In this day and age of widespread divorce, remarriage, blended and not-so-blended families, children born out-of-wedlock etc., it’s curious that we haven’t yet found a word or expression to describe this increasingly common relationship: the one between kids and their parents’ erstwhile partners. “The son of my ex-husband and his second wife” is excruciatingly long-winded; all credit to Tovi for explaining our connection so succinctly. Why not invent a “divboy”, a “sibmom”, or a “momexdude”? Does divorce create such a divide that it’s even linguistically unbreachable?

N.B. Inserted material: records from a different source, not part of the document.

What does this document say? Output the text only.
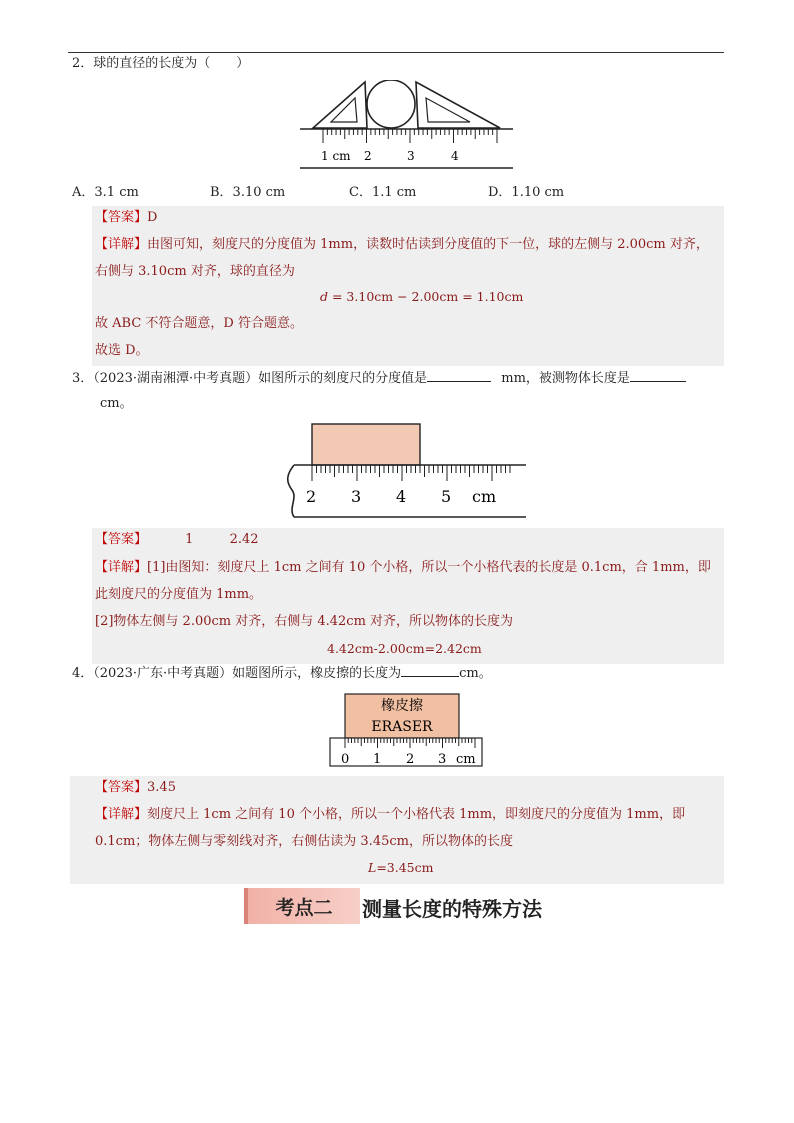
2．球的直径的长度为（　　）
1 cm 2	3	4
A．3.1 cm	B．3.10 cm	C．1.1 cm	D．1.10 cm
【答案】D
【详解】由图可知，刻度尺的分度值为 1mm，读数时估读到分度值的下一位，球的左侧与 2.00cm 对齐，
右侧与 3.10cm 对齐，球的直径为
d = 3.10cm − 2.00cm = 1.10cm
故 ABC 不符合题意，D 符合题意。
故选 D。
3．（2023·湖南湘潭·中考真题）如图所示的刻度尺的分度值是	mm，被测物体长度是
cm。
2 3 4 5 cm
【答案】	1	2.42
【详解】[1]由图知：刻度尺上 1cm 之间有 10 个小格，所以一个小格代表的长度是 0.1cm，合 1mm，即
此刻度尺的分度值为 1mm。
[2]物体左侧与 2.00cm 对齐，右侧与 4.42cm 对齐，所以物体的长度为
4.42cm-2.00cm=2.42cm
4．（2023·广东·中考真题）如题图所示，橡皮擦的长度为	cm。
橡皮擦
ERASER
0 1 2 3 cm
【答案】3.45
【详解】刻度尺上 1cm 之间有 10 个小格，所以一个小格代表 1mm，即刻度尺的分度值为 1mm，即
0.1cm；物体左侧与零刻线对齐，右侧估读为 3.45cm，所以物体的长度
L=3.45cm
考点二	测量长度的特殊方法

A friend recently pointed out that we also lack words to describe the combo of niece(s) and nephew(s) — or aunt(s) and uncle(s) — when we’re referring to a collection or pairing of both. After all, we can identify effortlessly — regardless of their genders — a collection of our children (and grandchildren etc.), siblings, parents (and grandparents), cousins (the singular of which is curiously gender-neutral), and even our in-laws. But when my mother’s sister and her husband pay a visit, we have to identify each separately, rather than use a deft “unt” or “ancle” to capture the pair. Woe to anyone who has multiple nieces and nephews — at least when trying to identify them as a group. Why is this group of relatives with whom we’re connected through our parents so descriptively under-served?
Some other languages have a raft of names for members of the extended family. We’d have to turn to the social anthropologists to tell us why English hasn’t.